Despite a shorter list of top charities, the range of programs we’re funding overall has grown. We’re investigating as many new interventions as we reasonably can (and we want to hire more research talent so we can do even more). We have around 350 programs in our new interventions pipeline right now, and active investigations open for about 60 of them; we think about 15 of those active investigations could result in grants. While it’s likely that most of these programs will never become top charities, we’re open to funding any opportunity that meets our cost-effectiveness bar and helps us achieve our mission of improving health and well-being for the poorest people in the world.
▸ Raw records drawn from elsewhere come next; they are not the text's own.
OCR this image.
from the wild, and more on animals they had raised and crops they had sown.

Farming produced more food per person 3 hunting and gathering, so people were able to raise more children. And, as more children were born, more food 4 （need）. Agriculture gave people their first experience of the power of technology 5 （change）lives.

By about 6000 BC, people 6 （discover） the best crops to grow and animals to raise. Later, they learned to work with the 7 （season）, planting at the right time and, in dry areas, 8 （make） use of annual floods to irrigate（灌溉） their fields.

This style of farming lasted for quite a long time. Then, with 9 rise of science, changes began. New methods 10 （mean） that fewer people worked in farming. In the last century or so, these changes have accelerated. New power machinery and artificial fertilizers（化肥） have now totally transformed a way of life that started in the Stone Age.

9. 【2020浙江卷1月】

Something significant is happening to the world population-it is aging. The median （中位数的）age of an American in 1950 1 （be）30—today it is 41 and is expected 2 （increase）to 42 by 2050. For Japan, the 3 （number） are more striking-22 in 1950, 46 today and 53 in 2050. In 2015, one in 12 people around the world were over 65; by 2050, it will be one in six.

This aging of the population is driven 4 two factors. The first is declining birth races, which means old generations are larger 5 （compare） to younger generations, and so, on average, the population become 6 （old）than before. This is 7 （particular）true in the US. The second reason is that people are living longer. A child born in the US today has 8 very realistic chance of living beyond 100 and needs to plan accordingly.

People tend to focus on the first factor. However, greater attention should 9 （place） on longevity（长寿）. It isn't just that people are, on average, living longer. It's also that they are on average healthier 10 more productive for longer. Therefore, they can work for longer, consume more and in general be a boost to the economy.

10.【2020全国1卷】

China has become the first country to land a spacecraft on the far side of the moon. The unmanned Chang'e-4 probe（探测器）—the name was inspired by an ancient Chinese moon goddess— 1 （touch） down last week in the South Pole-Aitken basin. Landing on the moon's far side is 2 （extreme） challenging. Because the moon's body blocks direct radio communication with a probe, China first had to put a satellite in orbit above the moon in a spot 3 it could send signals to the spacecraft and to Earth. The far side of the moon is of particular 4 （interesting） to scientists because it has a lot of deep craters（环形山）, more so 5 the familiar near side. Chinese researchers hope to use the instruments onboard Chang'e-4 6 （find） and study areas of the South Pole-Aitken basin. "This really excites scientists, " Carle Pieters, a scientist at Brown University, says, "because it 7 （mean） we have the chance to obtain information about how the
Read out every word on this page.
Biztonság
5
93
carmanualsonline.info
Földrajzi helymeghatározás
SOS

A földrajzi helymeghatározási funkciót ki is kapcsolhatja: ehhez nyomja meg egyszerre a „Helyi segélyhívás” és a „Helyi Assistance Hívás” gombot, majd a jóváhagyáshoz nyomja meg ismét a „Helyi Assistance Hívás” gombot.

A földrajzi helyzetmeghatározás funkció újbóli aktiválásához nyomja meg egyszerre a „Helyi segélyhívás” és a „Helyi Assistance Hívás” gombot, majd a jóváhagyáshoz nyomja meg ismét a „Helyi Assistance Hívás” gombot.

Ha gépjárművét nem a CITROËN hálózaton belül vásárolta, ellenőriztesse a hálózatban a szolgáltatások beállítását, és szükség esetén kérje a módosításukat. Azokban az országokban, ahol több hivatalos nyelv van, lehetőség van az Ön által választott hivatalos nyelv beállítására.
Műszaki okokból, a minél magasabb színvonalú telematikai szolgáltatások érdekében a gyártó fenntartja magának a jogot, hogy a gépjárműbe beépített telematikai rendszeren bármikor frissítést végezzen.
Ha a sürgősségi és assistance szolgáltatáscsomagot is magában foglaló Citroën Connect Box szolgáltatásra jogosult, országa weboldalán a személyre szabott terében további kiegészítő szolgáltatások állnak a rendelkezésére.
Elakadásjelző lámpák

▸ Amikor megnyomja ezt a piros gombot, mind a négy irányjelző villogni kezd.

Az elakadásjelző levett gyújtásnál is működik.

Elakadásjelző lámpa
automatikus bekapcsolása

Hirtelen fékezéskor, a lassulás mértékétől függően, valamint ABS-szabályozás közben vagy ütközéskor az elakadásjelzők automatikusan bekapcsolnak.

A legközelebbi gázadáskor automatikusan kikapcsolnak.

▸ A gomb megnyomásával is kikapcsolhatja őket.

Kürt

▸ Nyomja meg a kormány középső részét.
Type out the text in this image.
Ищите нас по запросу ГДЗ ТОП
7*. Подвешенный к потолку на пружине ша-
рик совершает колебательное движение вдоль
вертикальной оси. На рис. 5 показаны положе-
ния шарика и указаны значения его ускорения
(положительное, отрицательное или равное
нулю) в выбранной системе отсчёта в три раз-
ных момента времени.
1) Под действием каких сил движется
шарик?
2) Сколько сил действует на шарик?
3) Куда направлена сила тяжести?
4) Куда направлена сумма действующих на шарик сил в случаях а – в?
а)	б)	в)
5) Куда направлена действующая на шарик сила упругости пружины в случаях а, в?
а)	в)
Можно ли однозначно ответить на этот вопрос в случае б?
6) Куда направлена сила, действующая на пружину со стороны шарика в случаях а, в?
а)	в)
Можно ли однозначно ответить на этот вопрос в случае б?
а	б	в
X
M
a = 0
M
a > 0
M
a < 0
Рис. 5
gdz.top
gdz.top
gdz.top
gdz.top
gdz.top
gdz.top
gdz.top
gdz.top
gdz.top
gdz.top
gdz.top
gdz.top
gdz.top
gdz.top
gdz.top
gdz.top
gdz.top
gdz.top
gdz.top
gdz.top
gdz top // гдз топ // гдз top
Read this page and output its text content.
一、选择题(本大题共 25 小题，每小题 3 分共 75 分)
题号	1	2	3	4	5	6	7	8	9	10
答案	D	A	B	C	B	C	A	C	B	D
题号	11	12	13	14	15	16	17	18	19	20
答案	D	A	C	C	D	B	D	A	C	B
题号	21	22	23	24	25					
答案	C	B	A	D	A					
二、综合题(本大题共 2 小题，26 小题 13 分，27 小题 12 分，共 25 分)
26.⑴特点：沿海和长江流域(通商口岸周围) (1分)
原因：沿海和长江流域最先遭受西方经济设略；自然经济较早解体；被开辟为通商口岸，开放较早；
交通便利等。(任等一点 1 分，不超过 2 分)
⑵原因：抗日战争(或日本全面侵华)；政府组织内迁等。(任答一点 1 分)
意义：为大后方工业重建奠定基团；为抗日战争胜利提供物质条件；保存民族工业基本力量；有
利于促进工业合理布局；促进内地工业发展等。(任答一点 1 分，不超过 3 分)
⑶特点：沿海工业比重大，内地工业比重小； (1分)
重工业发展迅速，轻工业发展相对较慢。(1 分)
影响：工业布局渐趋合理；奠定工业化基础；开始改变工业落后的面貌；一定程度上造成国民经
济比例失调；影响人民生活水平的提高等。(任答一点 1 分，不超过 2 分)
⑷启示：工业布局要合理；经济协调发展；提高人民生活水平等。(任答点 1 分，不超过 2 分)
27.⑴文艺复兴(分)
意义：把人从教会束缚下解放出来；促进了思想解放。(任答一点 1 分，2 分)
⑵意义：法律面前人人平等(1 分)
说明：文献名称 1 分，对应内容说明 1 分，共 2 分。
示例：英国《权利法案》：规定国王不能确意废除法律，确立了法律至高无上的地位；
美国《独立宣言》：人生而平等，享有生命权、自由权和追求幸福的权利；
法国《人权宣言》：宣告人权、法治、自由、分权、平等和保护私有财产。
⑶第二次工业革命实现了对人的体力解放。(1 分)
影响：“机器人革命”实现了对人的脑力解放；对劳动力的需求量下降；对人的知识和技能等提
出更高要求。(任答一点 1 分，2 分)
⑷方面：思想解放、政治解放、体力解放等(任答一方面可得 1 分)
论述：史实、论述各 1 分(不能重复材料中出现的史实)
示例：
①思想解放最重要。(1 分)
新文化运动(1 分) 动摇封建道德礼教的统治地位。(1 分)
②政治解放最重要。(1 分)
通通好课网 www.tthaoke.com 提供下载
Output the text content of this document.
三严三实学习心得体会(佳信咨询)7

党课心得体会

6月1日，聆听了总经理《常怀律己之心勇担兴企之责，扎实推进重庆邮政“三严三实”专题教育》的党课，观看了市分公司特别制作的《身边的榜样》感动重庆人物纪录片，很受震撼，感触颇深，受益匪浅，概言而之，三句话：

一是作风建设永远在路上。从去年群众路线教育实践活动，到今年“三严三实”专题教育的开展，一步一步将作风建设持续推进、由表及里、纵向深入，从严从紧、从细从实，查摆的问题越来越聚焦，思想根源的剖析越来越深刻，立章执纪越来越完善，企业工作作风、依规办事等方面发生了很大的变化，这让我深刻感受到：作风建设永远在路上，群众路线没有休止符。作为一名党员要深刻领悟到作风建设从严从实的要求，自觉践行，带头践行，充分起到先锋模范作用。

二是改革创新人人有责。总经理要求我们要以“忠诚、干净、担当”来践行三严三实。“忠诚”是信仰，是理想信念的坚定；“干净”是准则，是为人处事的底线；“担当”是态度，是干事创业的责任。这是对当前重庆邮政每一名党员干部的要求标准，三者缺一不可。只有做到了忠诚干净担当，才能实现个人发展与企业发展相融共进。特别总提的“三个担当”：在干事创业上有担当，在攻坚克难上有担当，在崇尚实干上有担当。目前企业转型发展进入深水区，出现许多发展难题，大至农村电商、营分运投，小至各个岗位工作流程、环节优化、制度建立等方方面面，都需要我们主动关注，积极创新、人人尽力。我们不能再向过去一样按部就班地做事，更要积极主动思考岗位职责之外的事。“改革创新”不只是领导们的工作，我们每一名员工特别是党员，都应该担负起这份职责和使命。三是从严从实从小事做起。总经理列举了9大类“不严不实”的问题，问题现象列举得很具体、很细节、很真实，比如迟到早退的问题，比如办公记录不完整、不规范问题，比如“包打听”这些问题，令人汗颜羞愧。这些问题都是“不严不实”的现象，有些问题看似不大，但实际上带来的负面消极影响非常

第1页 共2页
If you’d like to support grants we make to new interventions, we encourage you to donate to our new All Grants Fund. You can learn about other options for supporting GiveWell’s work on this page.

Notes


  1. ↩︎

    Although we have thoroughly analyzed our top charity programs, it is important to note that we still have open questions and uncertainties in our analysis, as with all of the programs that we have investigated. We’ve written about our approach to cost-effectiveness analysis and its limitations here.

  2. ↩︎

    We began recommending GiveWell Incubation Grants in 2014, with the goal of seeding programs that would eventually become new top charities. (We retired the “incubation grant” designation in May 2022 because developing new top charities is no longer the only goal of our non-top charity grants.) An early grant we recommended in this category was $100,000 to New Incentives for general operating support; after directing several further grants to New Incentives, we named it a top charity in November 2020.

  3. ↩︎

    See our 2021 metrics report, p. 6, “2021 Funds directed by category” chart. $190 million in non-top charity grants /​ $518 million in overall grant spending = ~37%. Based on the number of opportunities we’re currently investigating, we expect the proportion of our non-top charity grant spending in 2022 to be closer to 25%. Based on this projection, and depending on the popularity of this giving option among donors, it is likely that the All Grants Fund will support top charity programs.

  4. ↩︎

    This is a preliminary estimate. We plan to publish more information about our cost-effectiveness analysis when we publish a page about this grant.

  5. ↩︎

    Our current best guess is that negative or positive spillover effects of GiveDirectly’s cash transfer program are minimal on net, but this estimate is uncertain. We wrote about our view of spillover effects here in 2018, and the full results from a more recent study of GiveDirectly’s program are now available here. We have not yet reviewed in detail the results of the study, but intuitively we think the difference could be on the order of 2x—i.e., it is unlikely updates to our model from this investigation would be large enough to change our marginal recommendations to donors given our current cost-effectiveness bar. You can find our calculations on GiveDirectly’s cost-effectiveness here. Additionally, in June 2021, we made a grant of $121,626 to Oxford University to support research evaluating spillover effects from a variant of GiveDirectly’s cash transfer program in Kenya. We are considering support for additional research projects on this subject.

  6. ↩︎

    “In 2020, [global] malaria deaths increased by 12% compared with 2019, to an estimated 627 000.” WHO, World Malaria Report 2021, p. xvi

  7. ↩︎

    This is a rough estimate. We calculate $3,500 as the 2021 average cost per life saved through Helen Keller International’s vitamin A supplementation program, using donations from Open Philanthropy and the Maximum Impact Fund. More information here.